En Primeur. Two words guaranteed to send the eyebrows of any not-particularly-into-wine person leaping northwards. They either don’t know what it is, but know that it’s foreign, and therefore unforgiveably – and this word is going to crop up a few times today, in various forms – poncey, or they kind of know what it is, and believe it’s a ludicrous mechanism for allowing bankers to acquire Chateau Lafite by the pallet, and therefore unforgiveably poncey. There’s probably a decent chunk of actually-quite-into-wine people who think the second definition isn’t far off the mark. But there’s another en primeur market, far removed from that in first-growth claret, which allows price-conscious punters to snaffle great wine at great prices.
The wine above is one that worked out for me.

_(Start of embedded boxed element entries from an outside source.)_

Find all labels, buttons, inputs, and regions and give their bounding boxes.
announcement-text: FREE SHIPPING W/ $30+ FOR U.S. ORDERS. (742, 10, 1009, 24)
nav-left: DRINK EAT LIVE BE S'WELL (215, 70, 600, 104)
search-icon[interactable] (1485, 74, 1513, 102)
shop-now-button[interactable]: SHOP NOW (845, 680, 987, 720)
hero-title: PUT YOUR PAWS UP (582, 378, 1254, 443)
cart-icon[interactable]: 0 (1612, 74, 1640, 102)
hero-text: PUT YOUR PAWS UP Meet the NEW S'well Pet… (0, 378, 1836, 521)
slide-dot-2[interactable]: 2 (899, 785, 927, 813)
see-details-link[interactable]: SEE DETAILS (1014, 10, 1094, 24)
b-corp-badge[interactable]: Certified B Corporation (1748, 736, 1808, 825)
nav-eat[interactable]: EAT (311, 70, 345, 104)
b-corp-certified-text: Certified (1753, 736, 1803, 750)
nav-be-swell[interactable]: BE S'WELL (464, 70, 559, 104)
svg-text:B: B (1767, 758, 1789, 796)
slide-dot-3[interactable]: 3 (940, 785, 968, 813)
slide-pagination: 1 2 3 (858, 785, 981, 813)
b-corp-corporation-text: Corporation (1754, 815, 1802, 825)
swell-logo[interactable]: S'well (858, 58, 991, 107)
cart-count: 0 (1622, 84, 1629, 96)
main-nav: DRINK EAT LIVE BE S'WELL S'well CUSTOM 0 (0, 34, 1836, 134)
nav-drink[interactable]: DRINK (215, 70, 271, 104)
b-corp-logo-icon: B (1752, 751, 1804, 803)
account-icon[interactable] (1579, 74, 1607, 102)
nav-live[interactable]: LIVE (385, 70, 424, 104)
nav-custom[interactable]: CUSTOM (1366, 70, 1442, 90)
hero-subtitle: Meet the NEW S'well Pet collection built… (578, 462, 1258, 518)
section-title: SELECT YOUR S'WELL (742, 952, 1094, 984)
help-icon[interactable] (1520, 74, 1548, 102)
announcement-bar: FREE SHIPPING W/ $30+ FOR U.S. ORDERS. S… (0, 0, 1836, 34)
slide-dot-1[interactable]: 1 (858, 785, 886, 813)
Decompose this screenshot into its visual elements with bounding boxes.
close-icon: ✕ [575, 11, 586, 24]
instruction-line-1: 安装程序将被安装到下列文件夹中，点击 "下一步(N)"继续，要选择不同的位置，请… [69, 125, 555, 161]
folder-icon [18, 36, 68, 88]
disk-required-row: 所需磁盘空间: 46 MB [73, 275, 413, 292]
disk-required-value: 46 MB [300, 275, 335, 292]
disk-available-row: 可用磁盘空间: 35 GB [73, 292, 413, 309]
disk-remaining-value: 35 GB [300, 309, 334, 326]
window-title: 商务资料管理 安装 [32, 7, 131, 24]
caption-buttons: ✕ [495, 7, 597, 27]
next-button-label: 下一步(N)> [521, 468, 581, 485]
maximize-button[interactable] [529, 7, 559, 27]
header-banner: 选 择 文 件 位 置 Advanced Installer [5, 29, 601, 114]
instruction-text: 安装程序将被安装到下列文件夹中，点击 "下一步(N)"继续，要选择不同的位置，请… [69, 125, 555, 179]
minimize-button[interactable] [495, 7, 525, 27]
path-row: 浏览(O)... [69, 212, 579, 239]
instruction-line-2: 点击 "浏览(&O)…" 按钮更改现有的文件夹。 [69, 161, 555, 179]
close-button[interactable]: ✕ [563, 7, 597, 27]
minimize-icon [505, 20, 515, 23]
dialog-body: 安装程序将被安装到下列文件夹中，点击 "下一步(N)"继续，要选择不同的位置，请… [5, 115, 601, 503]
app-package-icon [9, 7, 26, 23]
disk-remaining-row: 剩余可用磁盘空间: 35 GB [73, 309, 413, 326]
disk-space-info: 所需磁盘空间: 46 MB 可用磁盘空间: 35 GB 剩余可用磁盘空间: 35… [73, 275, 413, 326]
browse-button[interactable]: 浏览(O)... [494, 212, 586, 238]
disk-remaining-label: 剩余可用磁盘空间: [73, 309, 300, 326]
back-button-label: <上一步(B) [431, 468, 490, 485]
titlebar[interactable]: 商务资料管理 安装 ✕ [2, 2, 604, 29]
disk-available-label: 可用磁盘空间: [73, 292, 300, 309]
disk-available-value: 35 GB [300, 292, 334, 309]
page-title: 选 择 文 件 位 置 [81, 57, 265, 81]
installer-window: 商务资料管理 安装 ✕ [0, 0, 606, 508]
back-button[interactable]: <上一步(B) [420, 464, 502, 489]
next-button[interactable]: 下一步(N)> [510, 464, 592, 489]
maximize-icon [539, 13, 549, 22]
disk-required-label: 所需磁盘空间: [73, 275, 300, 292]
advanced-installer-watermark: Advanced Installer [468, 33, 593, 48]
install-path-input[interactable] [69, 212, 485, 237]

It’s a Rasteau, an area in the Southern Rhone producing red wine using lots of grenache and bits and pieces of other grapes, from the 2005 vintage, and cost me £68 for a dozen back in the day. When it arrived in the country I paid a further £30.72 in duty and tax. The mathematicians among you will confirm that it worked out at £98.72 for the case, or a smidgeon under £8.23 a bottle, which included delivery. And it’s now delicious – fruity, herby, deep and, although the alcohol does tip the scales at 15% abv, entirely harmonious. It matched absolutely perfectly with braised beef and a dark, wintry Sunday night spent entirely indoors (I do find that grenache-based wines so often work heroically well on chilly Sunday evenings, all the more so if the wind is assaulting the walls and windows while you sip it).
What’s certain is that this is nobody’s eight-quid wine, its value certainly closer to the £16 that recent vintages cost where you can find them (the 2011 will soon be available from Waitrose online and from five actual physical branches (there are 291 branches of Waitrose, so there’s a 1.7% chance of you finding it in your local) at £15.99). If you’d bought that vintage en primeur – and the Wine Society offers it every year – it would have worked out at around £11 a bottle, effectively a 30% discount for advance purchase (though at some point, when Waitrose do their 20% off all wine sale, this will presumably be up for grabs for £12.80, whereupon it would be one of their better deals).
Escaravailles – named after the scarab beetle that decorates their labels – are in my experience pretty trustworthy producer, and you sometimes see their top Rasteau, Heritage 1924, the basic Rasteau or the excellent white Côtes du Rhône La Galopine, all of them worth your attention if you come across them. But I should make clear that bargains aren’t guaranteed when you dabble en primeur: you may one day find your wine in someone’s bin-end sale for less than you paid or, worse, you may find that you actually don’t like the wine very much when it comes to drinking it – after all, it’s six years since I bought this wine, and tastes change. The latter problem can also occur if you buy much more expensive wines, compared with which these bottom-end en primeur offerings represent an enjoyable and really pretty low-risk punt, and presents you at the end with a wine that a) didn’t cost very much, and b) you paid for so long ago that it now basically feels free.
And yes, one of the reasons I chose to gamble on this wine rather than any other was the very vaguely amusing name. As the Oxford English Dictionary explains:
British informal, noun
1 derogatory, an effeminate man.
2 a man who lives off a prostitute’s earnings.
behave in an affected or ineffectual way:
I ponced around in front of the mirror
ponce something up
make overly elaborate and unnecessary changes to something in an attempt to improve it:
they would not let the food alone, they had to ponce it up in some way or other
Sadly ponce means something significantly less amusing if you’re French: that humdrum igneous rock, pumice. But while we’re on the subject of pathetic childish wine-comedy, the other day I went to a trade tasting (Waitrose, of which more another time) that featured an Alsatian pinot gris made by someone called Patrick le B’stard, which was enough to get me chuckling (sometimes it doesn’t take much). In case you want to try the B’stard wine, it’s the Cave de Beblenheim Pinot Gris reserve 2012, available from Waitrose for £9.99, and it’s pretty good: round, full and quite savoury given that the equivalent of 8.5 grams, or just over two teaspoons, of sugar lurk in each bottle. It tasted like it would taste significantly better with some food, perhaps something rich and fishy, or something Thai or even Indian, than it did on its own.
Meanwhile, many of the 2012 Rhone en primeur offers will go out in the next month or so, while The Wine Society and Berry Bros will follow in the new year. They say it’s a good vintage, particularly in the south … perhaps it’s time for another case of the Ponce?